Но Кинну не проймет уязвленный ледок ответа. Она выпалит, по обыкновению без знаков препинания:
— Кинна я понимаю Кинна ты сердишься Кинна а ты лучше пораскинь мозгами. Я же уезжаю в Москву в Другую школу а для новой школы мне характеристику дадут в нашей так подумай какую бы написали на меня характеристику если бы я за тебя при всех заступилась а Кинна?..
Это деловитое объяснение покажется мне в общем справедливым (деловитость, качество недоступное, всегда на меня действовала). Главное же, Кинна решила объясниться, не побоялась заговорить со мной, со мной-то… Мне, такой, всякое объяснение сойдет, тем более столь практическое, далеко вперед нацеленное. В самом деле, к чему Кинне в ее будущем ярлык дружбы с последней в классе? Мне захочется помириться с ней, но я одерну себя и не стану немедленно менять своего отчужденного вида.
— Знаешь что Кинна? — скажет она тогда, видимо улавливая, что дело идет на лад. — Пошли после уроков в игрушечный угол Большого и Ижорской три ступеньки вверх?
— Зачем это — в игрушечный, Ки… Инна?
— Да ведь там в закутке пластиночное отделение мы же с тобой туда сколько раз за быстрыми и медленными танцами ходили!
— Сегодня — за быстрыми и медленными? — с театральной укоризной поражусь я.
— Не понимаешь что ли всегда-то мы смотрели списки легкой музыки а есть отдел с речами товарища Сталина по несколько пластинок на речь! И эти наборы они дешевые у нас хватит! Надо купить на память о нем хоть по речи а то потом многие сообразят и расхватают я уже слышала девчонки в большой пластиночный против Лахтинской собираются а про этот на Ижорской забыли! Пойдем Кинна?..
Предложение покажется мне заманчивым и очень уместным, но я решу, что идти с ней как ни в чем не бывало — рано. К тому же свидание с Юркой — в половине четвертого, именно в тех краях, на углу Большого и Рыбацкой, так не вышло бы какой случайности, не напороться бы!
— Нет, Инна. Я после уроков сразу домой.
Она отойдет, обиженно и почти недоуменно пожимая плечами: и что это, мол, с ней? 9–I переберется на четвертый этаж, в химкаб, снова, в который раз, выпавший для урока англяза. Я заброшу туда манатки, выйду и одиноко встану у дверей каба, прислонившись к косяку и созерцая толпящихся неподалеку дев, что-то обсуждающих шепотом, — наверное, поход за сталинскими пластинками. Внезапно от них отделится Пожар и уверенно направится ко мне. Я напрягусь, ощетинюсь ей навстречу.

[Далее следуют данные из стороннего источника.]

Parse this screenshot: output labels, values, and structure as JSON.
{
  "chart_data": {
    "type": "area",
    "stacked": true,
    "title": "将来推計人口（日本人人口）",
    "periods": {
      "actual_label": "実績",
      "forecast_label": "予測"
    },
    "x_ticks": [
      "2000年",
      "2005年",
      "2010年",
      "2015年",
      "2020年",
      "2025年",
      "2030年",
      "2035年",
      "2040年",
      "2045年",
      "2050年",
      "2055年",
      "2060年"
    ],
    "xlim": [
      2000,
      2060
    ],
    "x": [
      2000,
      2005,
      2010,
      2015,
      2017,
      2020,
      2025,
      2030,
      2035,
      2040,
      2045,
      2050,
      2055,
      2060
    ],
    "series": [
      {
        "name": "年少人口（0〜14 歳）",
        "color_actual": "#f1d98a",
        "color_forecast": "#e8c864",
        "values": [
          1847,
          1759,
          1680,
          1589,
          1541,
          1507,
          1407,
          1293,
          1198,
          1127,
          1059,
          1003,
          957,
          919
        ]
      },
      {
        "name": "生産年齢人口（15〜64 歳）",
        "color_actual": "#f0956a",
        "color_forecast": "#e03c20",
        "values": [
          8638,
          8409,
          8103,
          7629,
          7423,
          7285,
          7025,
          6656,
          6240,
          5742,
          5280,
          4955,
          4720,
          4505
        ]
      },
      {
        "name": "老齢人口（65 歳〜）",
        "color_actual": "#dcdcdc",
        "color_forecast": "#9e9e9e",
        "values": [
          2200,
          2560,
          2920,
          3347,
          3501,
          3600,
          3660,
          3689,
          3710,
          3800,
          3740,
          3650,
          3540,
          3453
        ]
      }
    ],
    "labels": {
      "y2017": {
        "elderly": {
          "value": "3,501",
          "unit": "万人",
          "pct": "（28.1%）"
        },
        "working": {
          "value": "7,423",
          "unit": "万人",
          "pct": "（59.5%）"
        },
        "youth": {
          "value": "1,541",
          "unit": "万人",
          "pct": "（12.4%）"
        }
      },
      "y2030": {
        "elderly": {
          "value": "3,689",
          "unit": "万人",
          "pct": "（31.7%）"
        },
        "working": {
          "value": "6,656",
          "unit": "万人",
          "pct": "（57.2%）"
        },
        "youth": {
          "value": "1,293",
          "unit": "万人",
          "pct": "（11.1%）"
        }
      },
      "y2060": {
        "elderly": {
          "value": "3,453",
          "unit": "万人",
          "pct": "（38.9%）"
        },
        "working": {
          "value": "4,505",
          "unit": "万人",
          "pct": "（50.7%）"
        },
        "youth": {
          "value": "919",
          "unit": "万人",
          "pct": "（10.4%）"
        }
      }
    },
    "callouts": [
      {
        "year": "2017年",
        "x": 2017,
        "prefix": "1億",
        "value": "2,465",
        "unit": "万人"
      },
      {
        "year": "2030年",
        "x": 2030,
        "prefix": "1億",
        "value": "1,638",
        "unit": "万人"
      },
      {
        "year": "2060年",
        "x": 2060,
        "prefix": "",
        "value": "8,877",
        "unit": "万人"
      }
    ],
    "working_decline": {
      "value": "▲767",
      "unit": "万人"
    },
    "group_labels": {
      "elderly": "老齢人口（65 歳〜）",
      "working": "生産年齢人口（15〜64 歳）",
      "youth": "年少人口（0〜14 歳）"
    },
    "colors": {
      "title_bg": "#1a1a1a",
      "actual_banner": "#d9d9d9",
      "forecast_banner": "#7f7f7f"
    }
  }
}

— Пойдем походим! — резко бросит вдруг она заветную формулу и протянет руку к моему локтю. Я отпряну, обомлев от такой несуразицы.
— Ты что, Пожарова?.. А бойкот?
— Ну, все по не-людски, считаться в такой день!
— Позволь тебя спросить, Пожарова, — начну я с чисто материным светским вывертом и продолжу на ненавистной пожаровской смеси газетных оборотов и неопознанного ее расхожего юморка. — Ты вчера сама приняла решение о моем бойкоте, так что же не проводишь его в жизнь? Ты меня, значит, это… обмазывала просто так, шутя-любя-нарочно? Всем запретила со мной разговаривать, а теперь пройтись зовешь?
— А позволь тебя спросить, Плешь, — передразнит она, — как тебе кажется, ты — такая же, как все?
— Конечно, нет! — с вызовом отвечу я.
— Я поросенок и тем горжусь? Задавайся, задавайся. Усы гусара украшают и таракану вид дают. Так я тоже, может, не то, что все они. Почему ж двум не таким, как все, по коридору на переменке не прогуляться? Захотелось мне — я и подошла. Вчера — не сегодня, сегодня — не завтра.
— Ты вчера грозилась, кто бойкот нарушит, тот такой же, как я. Получается, ты — такая же, как я?
— Ну, уж это нет, шалишь! — возмутится она. — Понимала бы что! Просто тебя пожалели, подошли, когда уже никто бы не подошел, кому ты нужна-то?
— Как подошла, так и отойдешь. Мотай, мотай к своим, пусть пятки полижут, авось жалость эту из тебя повылижут.
— Ладно, была бы честь предложена. Больше ведь не подойду, вот и вспоминай, корова, лето, когда ела травку. Не хо — не на, ходи голо! — закончит она, победно отходя.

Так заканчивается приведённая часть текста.